Des dizaines de milliers de personnes, dont beaucoup issues de la diaspora, dénoncent la corruption du gouvernement.
La colère des Roumains ne s'apaise pas. Samedi et dimanche, ils étaient plusieurs dizaines de milliers à manifester, comme vendredi, à Bucarest et dans plusieurs villes du pays, pour dénoncer la corruption, les violences policières et pour réclamer la démission du gouvernement social-démocrate. Ces protestataires sont en large partie des Roumains de la diaspora, expatriés à l'étranger et revenus spécialement dans leur pays pour participer au grand rassemblement prévu vendredi et réclamer la démission du premier ministre, Viorica Dancila, qu'ils accusent d'entretenir une corruption généralisée et de vouloir contrôler la justice. Quatre-vingt mille personnes ont répondu à l'appel, dans la capitale mais aussi à Sibiu, au centre du pays, et à Timisoara, à l'ouest. En marge de ces manifestations, des violences entre «casseurs» et les forces de l'ordre ont fait plus de 450 blessés, dont une trentaine de gendarmes.

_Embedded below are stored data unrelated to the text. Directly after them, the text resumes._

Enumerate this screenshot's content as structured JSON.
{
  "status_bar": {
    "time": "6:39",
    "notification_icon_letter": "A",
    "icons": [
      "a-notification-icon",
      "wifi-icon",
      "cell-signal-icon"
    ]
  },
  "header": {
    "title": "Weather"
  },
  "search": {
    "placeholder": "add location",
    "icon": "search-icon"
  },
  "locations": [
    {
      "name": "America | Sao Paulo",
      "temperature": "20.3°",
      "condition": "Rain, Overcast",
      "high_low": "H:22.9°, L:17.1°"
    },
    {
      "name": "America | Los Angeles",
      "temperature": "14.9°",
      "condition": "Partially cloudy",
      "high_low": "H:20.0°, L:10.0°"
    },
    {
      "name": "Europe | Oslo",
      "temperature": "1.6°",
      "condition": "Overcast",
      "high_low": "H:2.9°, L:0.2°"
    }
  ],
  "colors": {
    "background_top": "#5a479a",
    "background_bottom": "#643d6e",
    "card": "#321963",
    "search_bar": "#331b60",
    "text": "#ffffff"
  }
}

Cette crise inquiète les dirigeants européens, d'autant plus que la Rou­manie doit assumer la présidence tournante de l'UE pour six mois à partir du 1er janvier 2019
Ces quinze dernières années, 4 millions de Roumains (sur 20 millions d'habitants) ont émigré, en Europe occidentale et sur le continent américain, laissant souvent au pays leur famille à qui ils envoient une bonne partie de leurs revenus. Une manne qui s'élevait à 4,3 milliards d'euros en 2017, soit 2,5 % du PIB. Les Roumains sont excédés de voir ces revenus «s'évaporer» à cause de la corruption et des détournements divers. Le salaire moyen dans ce pays, l'un des plus pauvres de l'Union européenne - que la Roumanie a rejoint en 2007 - s'élève à 520 euros. Chef de file du Parti social-démocrate, Liviu Dragnea a remporté les législatives de 2016 mais, accusé de fraude électorale et de corruption, il n'a pu accéder au poste de premier ministre.
Viorica Dancila, qui l'a remplacé, s'est lancé dans une vaste réforme de la justice visant à réduire le pouvoir des magistrats, de manière à permettre aux hommes politiques d'échapper aux poursuites, ainsi que le dénoncent les opposants. Les manifestations de rue se succèdent depuis.

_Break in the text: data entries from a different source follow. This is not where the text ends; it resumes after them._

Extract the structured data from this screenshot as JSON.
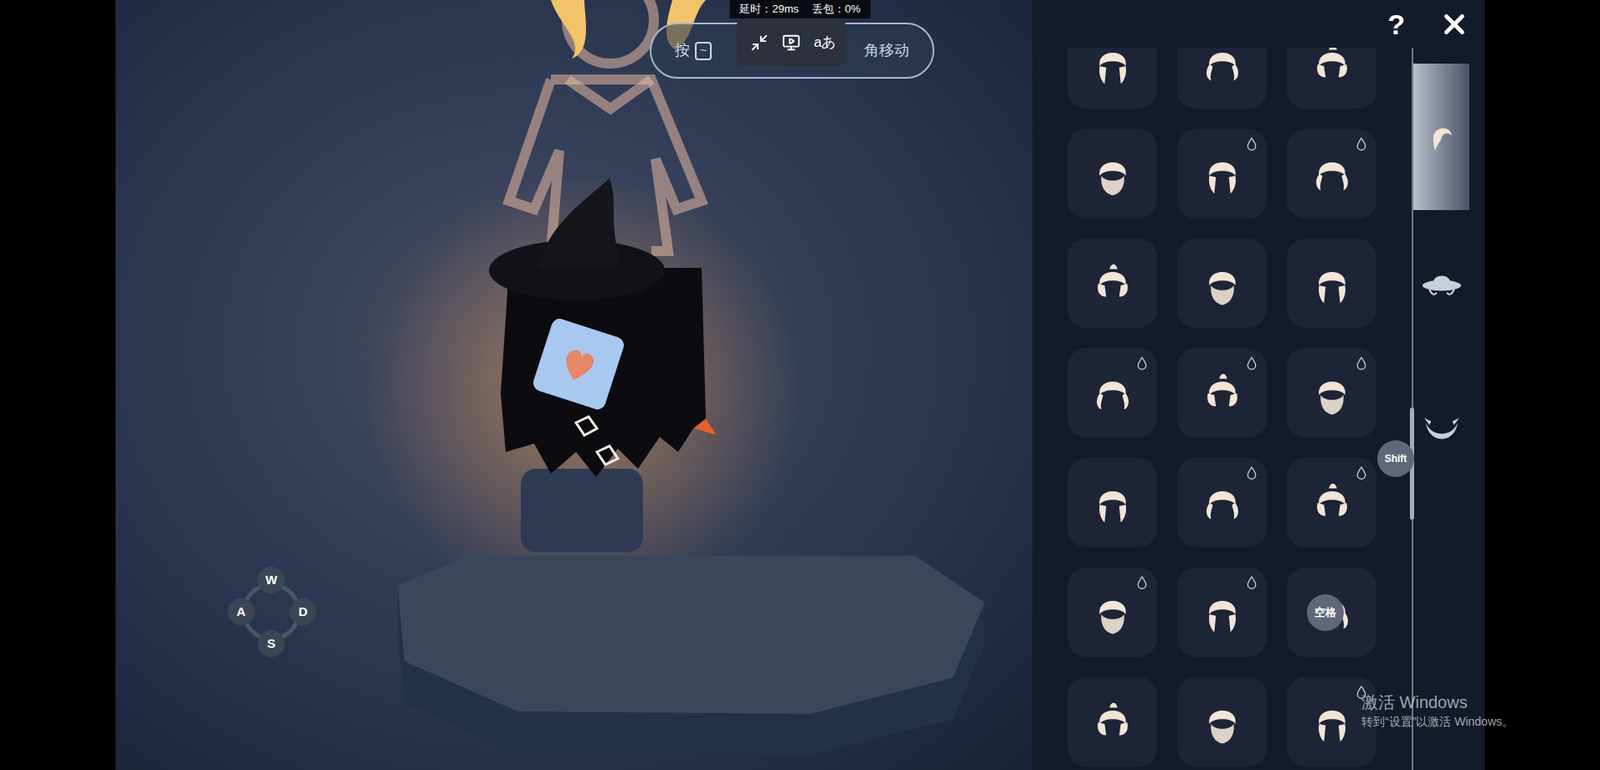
{
  "overlay": {
    "latency": "延时：29ms",
    "packet_loss": "丢包：0%",
    "hint_prefix": "按",
    "hint_key": "~",
    "hint_suffix": "角移动",
    "translate": "aあ"
  },
  "keys": {
    "movement": [
      "W",
      "A",
      "S",
      "D"
    ],
    "shift": "Shift",
    "space": "空格"
  },
  "panel": {
    "help": "?",
    "tabs": [
      {
        "kind": "hair",
        "selected": true
      },
      {
        "kind": "hat",
        "selected": false
      },
      {
        "kind": "horns",
        "selected": false
      }
    ],
    "scroll": {
      "level": 0.59
    },
    "items": [
      {
        "dyeable": false
      },
      {
        "dyeable": false
      },
      {
        "dyeable": false
      },
      {
        "dyeable": false
      },
      {
        "dyeable": true
      },
      {
        "dyeable": true
      },
      {
        "dyeable": false
      },
      {
        "dyeable": false
      },
      {
        "dyeable": false
      },
      {
        "dyeable": true
      },
      {
        "dyeable": true
      },
      {
        "dyeable": true
      },
      {
        "dyeable": false
      },
      {
        "dyeable": true
      },
      {
        "dyeable": true
      },
      {
        "dyeable": true
      },
      {
        "dyeable": true
      },
      {
        "dyeable": false
      },
      {
        "dyeable": false
      },
      {
        "dyeable": false
      },
      {
        "dyeable": true
      }
    ]
  },
  "watermark": {
    "title": "激活 Windows",
    "subtitle": "转到“设置”以激活 Windows。"
  }
}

Crise politique et sociale
La crise sociale se double d'une crise institutionnelle et politique. En conflit ouvert avec la majorité parlementaire de gauche, le président de centre droit Klaus Iohannis a fustigé vendredi «l'intervention brutale et disproportionnée» des forces de l'ordre contre les manifestants antigouvernementaux. L'opposition dénonce ainsi le fait que les gendarmes ont commencé vendredi soir à faire usage de gaz lacrymogène avant même que des hooligans ne viennent perturber la manifestation. Selon le président Iohannis, le gouvernement «œuvre contre les intérêts des citoyens» et mène le pays vers «le chaos et le désordre».

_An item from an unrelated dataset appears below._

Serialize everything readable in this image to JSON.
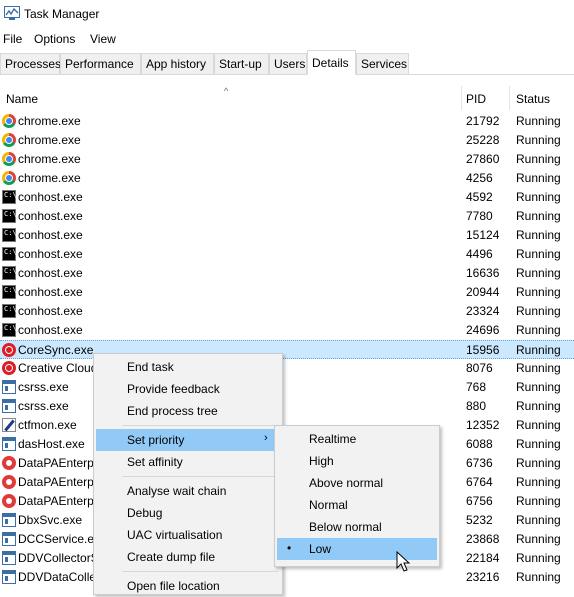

Cette crise inquiète les dirigeants européens, d'autant plus que la Roumanie doit assumer la présidence tournante de l'UE pour six mois à partir du 1er janvier 2019. Le chancelier autrichien, Sebastian Kurz, dont le pays préside actuellement l'Union, a condamné ces violences et demandé des «clarifications» sur les circonstances dans lesquelles plusieurs journalistes, dont un travaillant pour la télévision publique autrichienne ORF, ont été blessés.